Benchmarking the Raspberry Pi 3

I was fortunate enough to be able to order a Raspberry Pi 3 on Monday morning from The Pi Hut. This was because I’d taken the day off work as holiday, because I’d been to see the brilliant Adam Hills in Birmingham the evening before. This meant that the email announcing the Pi 3’s arrival was just about the first thing I read that day – and I ordered it immediately. It arrived today, so as is my tradition, the first thing that I’ve done with it is to run the FORTRAN version of the Whetstone Double Precision benchmark, compiled using gfortran.

Before I get to the results, it’s worthwhile noting how simple the Pi 3 was to set up and attach to my wireless network. I still remember my experience with the original Pi some four years ago, where simply getting an operating system onto an SD card took quite a lot of effort, and persuading it to work over WiFi even more. I think I spent a couple of days getting it to work properly – possibly longer – and got to play around in configuration files that I’d forgotten all about in the 25 or so years that had passed since I used to hack Sun UNIX kernels for a living.

Now, four years on, the first startup process is stupidly easy. Along with the Pi 3 (£30) and a case (£13), I’d bought a micro SD card with Raspbian pre-loaded (£6). This automatically configured itself when I powered up the Pi 3 for the first time and once that had finished (around 10 minutes or so) immediately rebooted into the desktop environment. A simple right-click on the WiFi Networks icon on the task bar allowed me to select my network and enter its password.

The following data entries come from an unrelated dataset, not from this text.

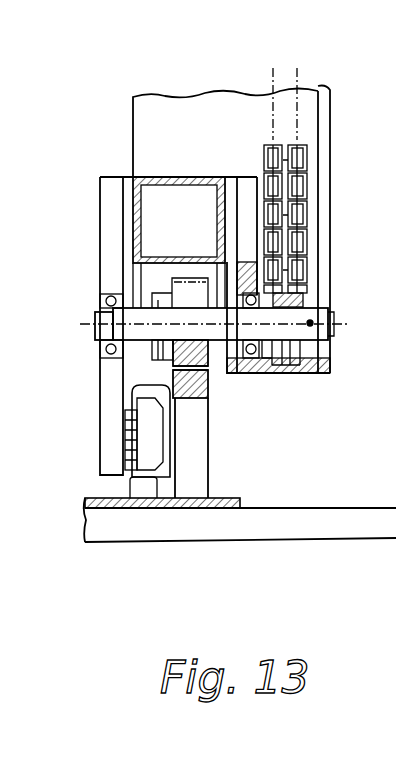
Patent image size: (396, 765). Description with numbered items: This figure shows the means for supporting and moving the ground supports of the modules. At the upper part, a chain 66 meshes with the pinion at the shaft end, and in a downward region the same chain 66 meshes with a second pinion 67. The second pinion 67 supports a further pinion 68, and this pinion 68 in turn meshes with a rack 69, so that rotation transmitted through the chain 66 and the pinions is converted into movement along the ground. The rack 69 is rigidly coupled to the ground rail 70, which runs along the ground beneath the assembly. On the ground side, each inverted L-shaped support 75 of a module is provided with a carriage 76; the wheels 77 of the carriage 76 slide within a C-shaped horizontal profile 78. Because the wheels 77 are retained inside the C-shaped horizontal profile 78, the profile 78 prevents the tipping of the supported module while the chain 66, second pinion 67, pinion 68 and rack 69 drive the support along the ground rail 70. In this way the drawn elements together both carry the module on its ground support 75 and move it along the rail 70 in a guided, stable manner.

The chain 66 is at (295, 208).
The second pinion 67 is at (300, 375).
The pinion 68 is at (187, 292).
The rack 69 is at (208, 398).
The ground rail 70 is at (198, 477).
The inverted L-shaped support 75 is at (210, 112).
The carriage 76 is at (108, 385).
The wheels 77 is at (143, 442).
The C-shaped horizontal profile 78 is at (157, 500).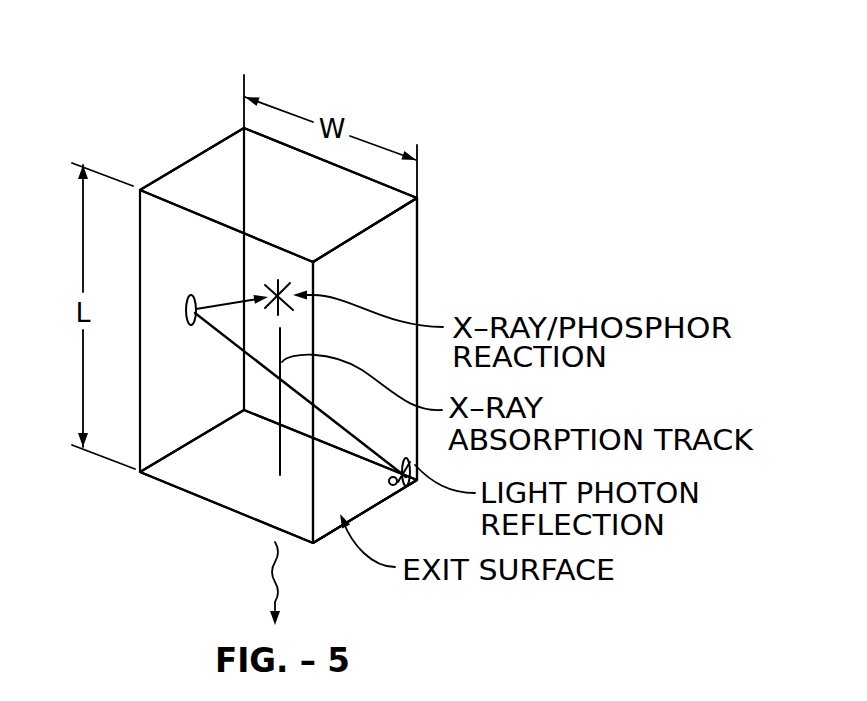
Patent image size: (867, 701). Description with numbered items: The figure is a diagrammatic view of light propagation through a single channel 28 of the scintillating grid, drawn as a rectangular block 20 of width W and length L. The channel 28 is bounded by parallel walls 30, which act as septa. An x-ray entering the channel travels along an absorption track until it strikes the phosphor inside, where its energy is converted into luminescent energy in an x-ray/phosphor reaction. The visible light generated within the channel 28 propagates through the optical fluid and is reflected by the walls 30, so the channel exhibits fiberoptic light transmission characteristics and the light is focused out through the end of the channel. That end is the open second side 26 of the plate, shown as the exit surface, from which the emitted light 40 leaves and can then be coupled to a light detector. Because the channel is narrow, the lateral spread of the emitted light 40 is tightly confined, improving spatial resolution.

The scintillator phosphor block 20 is at (273, 85).
The second side 26 is at (231, 503).
The channel 28 is at (440, 216).
The parallel wall 30 is at (408, 233).
The emitted light 40 is at (282, 603).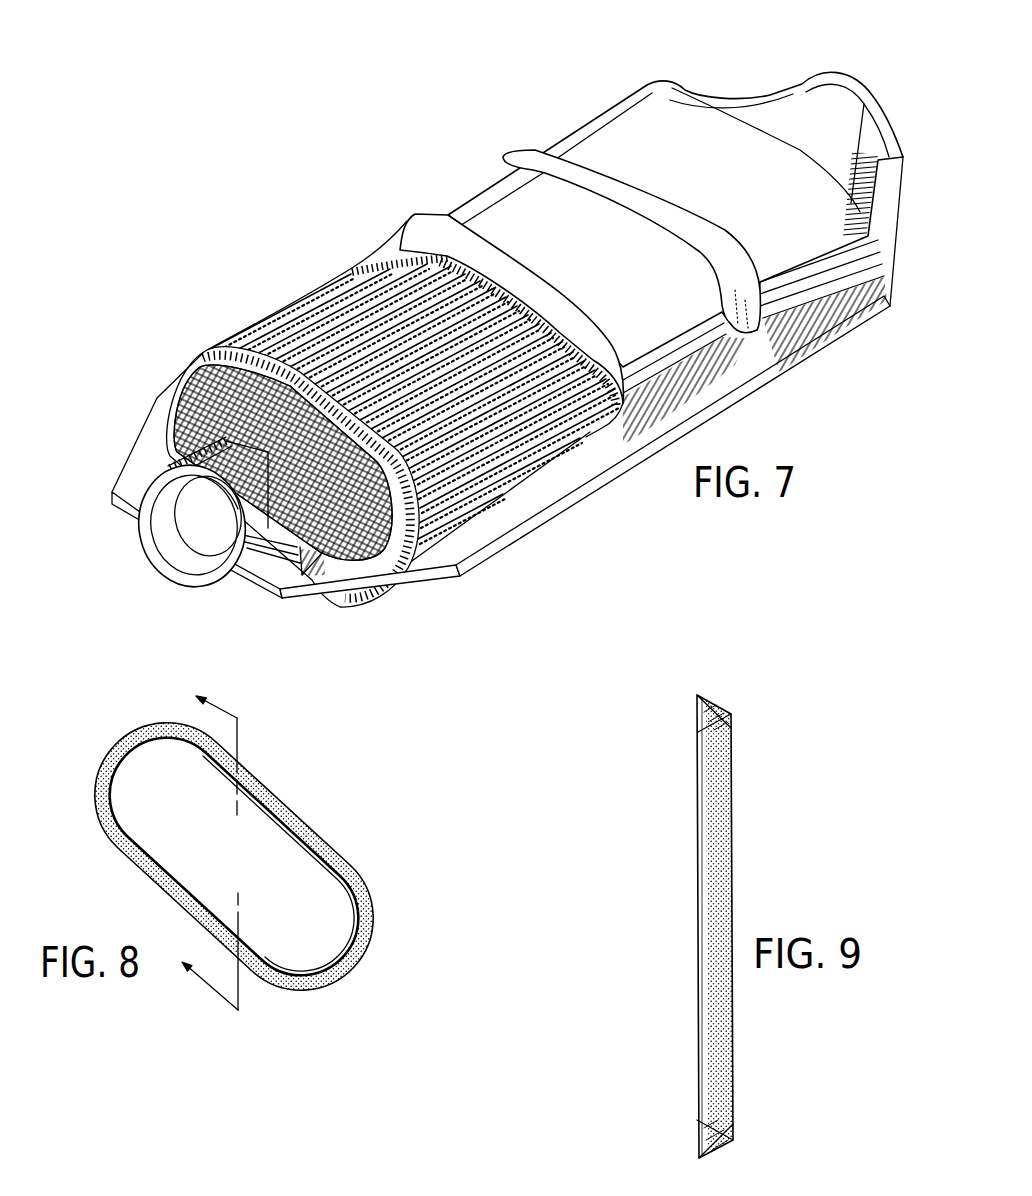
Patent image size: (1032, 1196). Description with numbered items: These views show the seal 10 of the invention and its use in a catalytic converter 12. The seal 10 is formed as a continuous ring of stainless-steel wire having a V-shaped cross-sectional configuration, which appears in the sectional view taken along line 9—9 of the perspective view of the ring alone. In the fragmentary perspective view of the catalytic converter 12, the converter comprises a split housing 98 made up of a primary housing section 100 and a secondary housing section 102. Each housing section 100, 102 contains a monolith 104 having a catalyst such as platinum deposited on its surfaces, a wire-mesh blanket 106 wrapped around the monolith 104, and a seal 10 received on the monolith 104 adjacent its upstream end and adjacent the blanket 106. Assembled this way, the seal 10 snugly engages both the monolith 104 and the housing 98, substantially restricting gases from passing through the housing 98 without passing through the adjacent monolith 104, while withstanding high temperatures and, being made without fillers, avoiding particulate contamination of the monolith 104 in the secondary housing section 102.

In FIG. 7, the seal 10 is at (200, 338).
In FIG. 8, the seal 10 is at (365, 814).
In FIG. 9, the seal 10 is at (742, 717).
In FIG. 7, the catalytic converter 12 is at (442, 180).
In FIG. 7, the split housing 98 is at (525, 520).
In FIG. 7, the primary housing section 100 is at (627, 460).
In FIG. 7, the secondary housing section 102 is at (677, 127).
In FIG. 7, the monolith 104 is at (355, 542).
In FIG. 7, the wire-mesh blanket 106 is at (328, 311).
In FIG. 8, the section line 9— 9 is at (257, 1010).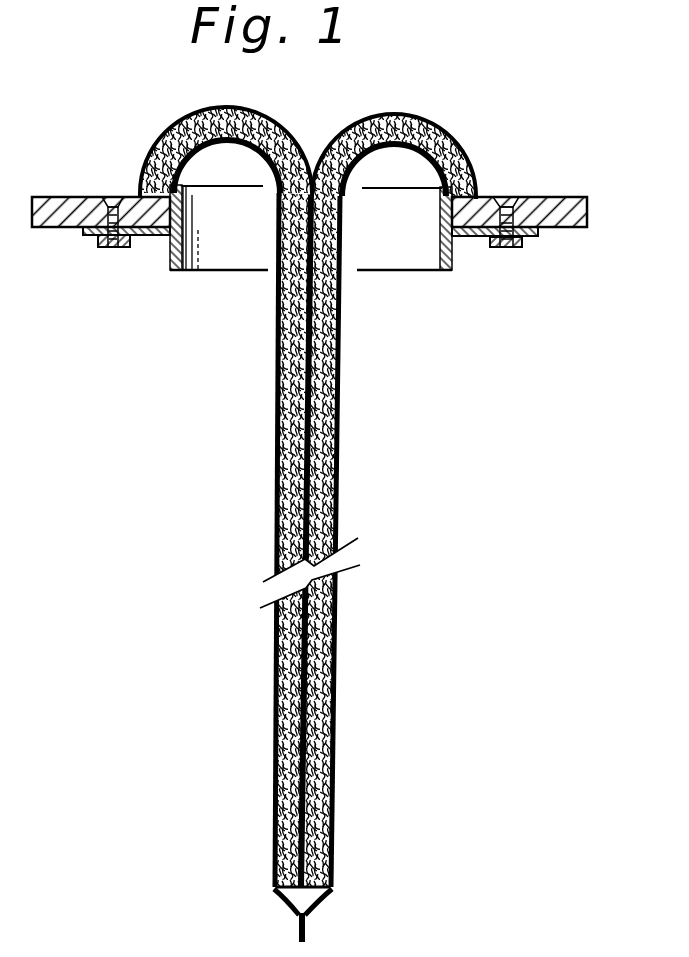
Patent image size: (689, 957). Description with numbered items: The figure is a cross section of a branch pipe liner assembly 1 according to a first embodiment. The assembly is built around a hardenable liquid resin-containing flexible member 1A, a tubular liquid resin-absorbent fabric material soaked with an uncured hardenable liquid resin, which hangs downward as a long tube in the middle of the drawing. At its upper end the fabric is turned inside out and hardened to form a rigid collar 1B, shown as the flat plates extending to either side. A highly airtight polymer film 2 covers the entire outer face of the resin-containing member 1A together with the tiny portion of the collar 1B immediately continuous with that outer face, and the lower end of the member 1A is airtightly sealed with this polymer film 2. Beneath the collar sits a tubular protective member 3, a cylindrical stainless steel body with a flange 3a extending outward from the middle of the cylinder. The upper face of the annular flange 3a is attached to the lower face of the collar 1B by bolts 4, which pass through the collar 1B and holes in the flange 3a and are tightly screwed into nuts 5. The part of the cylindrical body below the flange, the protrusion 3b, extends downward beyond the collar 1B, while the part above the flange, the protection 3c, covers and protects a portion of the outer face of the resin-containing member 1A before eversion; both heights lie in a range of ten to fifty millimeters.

The branch pipe liner assembly 1 is at (311, 491).
The hardenable liquid resin-containing flexible member 1A is at (303, 567).
The rigid collar 1B is at (558, 198).
The highly airtight polymer film 2 is at (275, 468).
The tubular protective member 3 is at (340, 250).
The flange 3a is at (537, 237).
The protrusion 3b is at (170, 267).
The protection 3c is at (192, 200).
The bolts 4 is at (112, 197).
The nuts 5 is at (100, 247).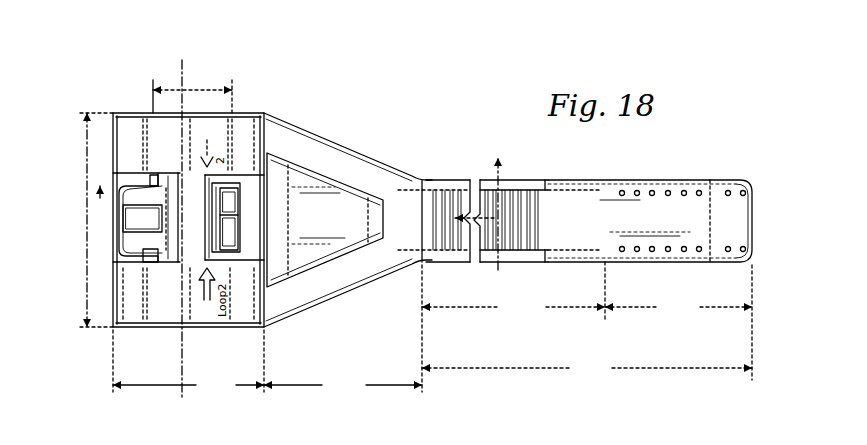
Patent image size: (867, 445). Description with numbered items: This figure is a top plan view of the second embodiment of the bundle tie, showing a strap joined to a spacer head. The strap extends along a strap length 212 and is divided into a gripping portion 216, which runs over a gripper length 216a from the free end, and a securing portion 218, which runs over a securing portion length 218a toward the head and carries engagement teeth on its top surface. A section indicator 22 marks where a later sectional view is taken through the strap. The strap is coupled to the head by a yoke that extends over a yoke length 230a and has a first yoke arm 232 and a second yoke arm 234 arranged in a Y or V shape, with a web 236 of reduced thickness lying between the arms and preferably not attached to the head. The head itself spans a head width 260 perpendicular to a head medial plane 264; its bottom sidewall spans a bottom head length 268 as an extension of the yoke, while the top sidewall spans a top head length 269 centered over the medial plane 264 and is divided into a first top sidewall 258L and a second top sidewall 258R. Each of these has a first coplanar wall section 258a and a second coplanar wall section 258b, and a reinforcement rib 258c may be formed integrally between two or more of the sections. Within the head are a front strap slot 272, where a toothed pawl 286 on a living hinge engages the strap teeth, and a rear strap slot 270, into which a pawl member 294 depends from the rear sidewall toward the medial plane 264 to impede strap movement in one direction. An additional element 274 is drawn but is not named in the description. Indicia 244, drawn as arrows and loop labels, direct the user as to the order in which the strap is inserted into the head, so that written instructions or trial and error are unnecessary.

The strap length 212 is at (587, 368).
The gripping portion 216 is at (693, 167).
The gripper length 216a is at (678, 322).
The securing portion 218 is at (477, 163).
The securing portion length 218a is at (513, 292).
The section line 22- 22 is at (293, 220).
The yoke length 230a is at (343, 329).
The first yoke arm 232 is at (320, 290).
The second yoke arm 234 is at (307, 153).
The web 236 is at (338, 210).
The indicia 244 is at (208, 160).
The first coplanar wall section 258a is at (147, 135).
The second coplanar wall section 258b is at (230, 135).
The reinforcement rib 258c is at (155, 305).
The first top sidewall 258L is at (148, 327).
The second top sidewall 258R is at (163, 152).
The head width 260 is at (143, 218).
The head medial plane 264 is at (178, 74).
The bottom head length 268 is at (188, 362).
The top head length 269 is at (200, 90).
The rear strap slot 270 is at (150, 198).
The front strap slot 272 is at (226, 240).
The rib 274 is at (150, 182).
The toothed pawl 286 is at (237, 232).
The pawl member 294 is at (140, 250).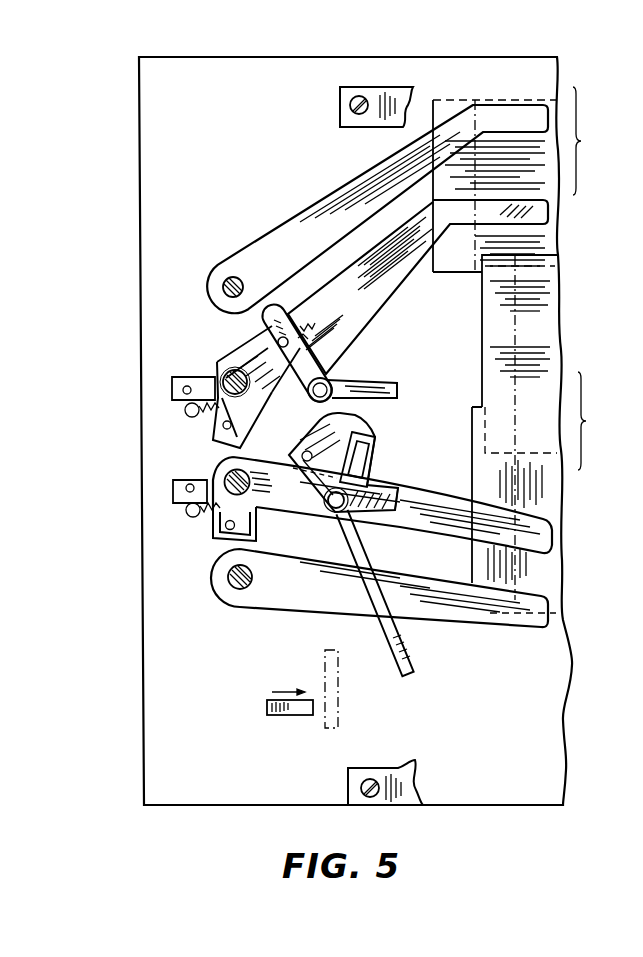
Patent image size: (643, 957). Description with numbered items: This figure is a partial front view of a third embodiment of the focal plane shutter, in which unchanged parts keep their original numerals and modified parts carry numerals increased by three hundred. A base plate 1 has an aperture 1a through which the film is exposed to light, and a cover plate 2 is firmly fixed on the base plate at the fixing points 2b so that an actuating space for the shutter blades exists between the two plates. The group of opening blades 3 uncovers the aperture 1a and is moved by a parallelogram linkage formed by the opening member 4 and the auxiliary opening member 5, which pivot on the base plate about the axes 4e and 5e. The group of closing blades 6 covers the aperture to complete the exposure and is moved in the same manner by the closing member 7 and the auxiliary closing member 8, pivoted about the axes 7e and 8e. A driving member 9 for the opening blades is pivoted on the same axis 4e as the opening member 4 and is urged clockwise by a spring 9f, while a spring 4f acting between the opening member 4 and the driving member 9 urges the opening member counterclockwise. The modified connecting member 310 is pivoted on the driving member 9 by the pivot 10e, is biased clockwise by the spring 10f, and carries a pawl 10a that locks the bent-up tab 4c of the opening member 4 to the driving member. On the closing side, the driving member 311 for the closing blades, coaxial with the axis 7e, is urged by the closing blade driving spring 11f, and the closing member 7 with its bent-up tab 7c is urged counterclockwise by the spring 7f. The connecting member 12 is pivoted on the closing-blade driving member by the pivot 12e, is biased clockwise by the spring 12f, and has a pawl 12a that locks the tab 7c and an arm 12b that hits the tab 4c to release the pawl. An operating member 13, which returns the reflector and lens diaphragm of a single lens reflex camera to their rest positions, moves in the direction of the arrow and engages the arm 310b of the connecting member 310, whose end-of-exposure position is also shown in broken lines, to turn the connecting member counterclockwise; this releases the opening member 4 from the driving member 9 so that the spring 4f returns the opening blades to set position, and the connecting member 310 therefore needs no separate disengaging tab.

The base plate 1 is at (551, 717).
The aperture 1a is at (520, 581).
The cover plate 2 is at (408, 777).
The fixing points 2b is at (350, 105).
The opening blades 3 is at (537, 427).
The opening member 4 is at (531, 526).
The bent-up tab 4c is at (374, 434).
The axis 4e is at (252, 488).
The spring 4f is at (214, 522).
The auxiliary opening member 5 is at (522, 624).
The axis 5e is at (232, 591).
The closing blades 6 is at (515, 179).
The closing member 7 is at (528, 208).
The bent-up tab 7c is at (284, 318).
The axis 7e is at (222, 376).
The spring 7f is at (218, 416).
The auxiliary closing member 8 is at (530, 108).
The axis 8e is at (231, 279).
The driving member 9 is at (320, 506).
The spring 9f is at (205, 512).
The pawl 10a is at (358, 417).
The pivot 10e is at (337, 513).
The spring 10f is at (394, 537).
The closing blade driving spring 11f is at (173, 406).
The connecting member 12 is at (262, 340).
The pawl 12a is at (279, 306).
The arm 12b is at (399, 389).
The pivot 12e is at (332, 382).
The spring 12f is at (317, 328).
The operating member 13 is at (298, 715).
The connecting member 310 is at (333, 517).
The arm 310b is at (414, 662).
The bracket 311 is at (252, 358).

Installing a FORTRAN compiler was simple – all I had to do was open a terminal window and type:

sudo apt-get install gfortran

I also installed a copy of scrot (for taking screenshots) and gimp, so that I could edit them. A pre-installed version of Libre Office meant that I’d also got a spreadsheet editor with no effort – and no additional cost. Both gimp and Libre Office Calc seem to run exceptionally well on the Pi 3. I did try gimp on the original Pi, but lost the will to live waiting for it to do anything. As for Libre Office, I wouldn’t have dreamt of trying it.

So, to the results. The graph below compares the same benchmark using identical source code on the original Pi B, the Pi 2, Pi Zero and Pi 3. Over 10 runs, it manages an average of just under 400 MIPS – and like the Pi 2, that’s on one of its four cores (as the benchmark isn’t threaded). So at a cost of £30, that works out an amazing 7.5 pence per MIP – or less than 2 pence per MIP if you’re running something that can utilise all four cores simultaneously. The Raspberry Pi Foundation say that the Pi 3 is 10x faster than the original – this benchmark result therefore more than supports their claim.

Whetstone Double Precision Benchmark

All I need to do now is to find something useful to do with it (I have a couple of Internet of Things projects I’m looking at), although if my Windows 10 desktop ever gives up the ghost I think I might be tempted to simply replace it with a Pi 3, attached to my network storage device. The whole of this article has been prepared using the Pi 3, using the pre-installed Epiphany web browser to access my self-hosted WordPress site.

Raspberry Pi 3 - Raspbian Desktop

If my Pi 3 continues to perform reliably, I’m not sure why I’d ever need to buy a traditional Windows desktop again.

2 comments

  • Edwin Jones

    I’m writing this on a Pi3! The browser is a little buggy and I could do with a better SD card than an old NOOBS card for performance but this is a real step up from the Pi 2. I compiled quake 3 pretty quickly (after reading up on how to get the source etc. on a pi via the pi3) and even got code blocks running. Compiling Quake 3 used to take hours, so this is a massive step up.

    Some things run very well, others a require (small amounts of) patience. Video on youtube works at non HD resolutions but does not run well in full screen. Most sites will work but javascript heavy ones are slow, and some will fail – coursera for instance, which is a shame. The lack of flash is to be expected on an ARM chip but breaks a few sites like spotify etc. Audio and video playing software is lacking at the moment, at least out of the box. You can play most things well with OMXPlayer on the command line but this is not ideal.

    I can’t wait to see what the pi foundation do next to optimise for the new hardware. Rasbian has become a lot easier to use over the years, I really like the new UI and customisation stomization options! 🙂

  • nigel hunter

    Have we got a future British competition to windows coming along? You seem to be very excited in what it can do.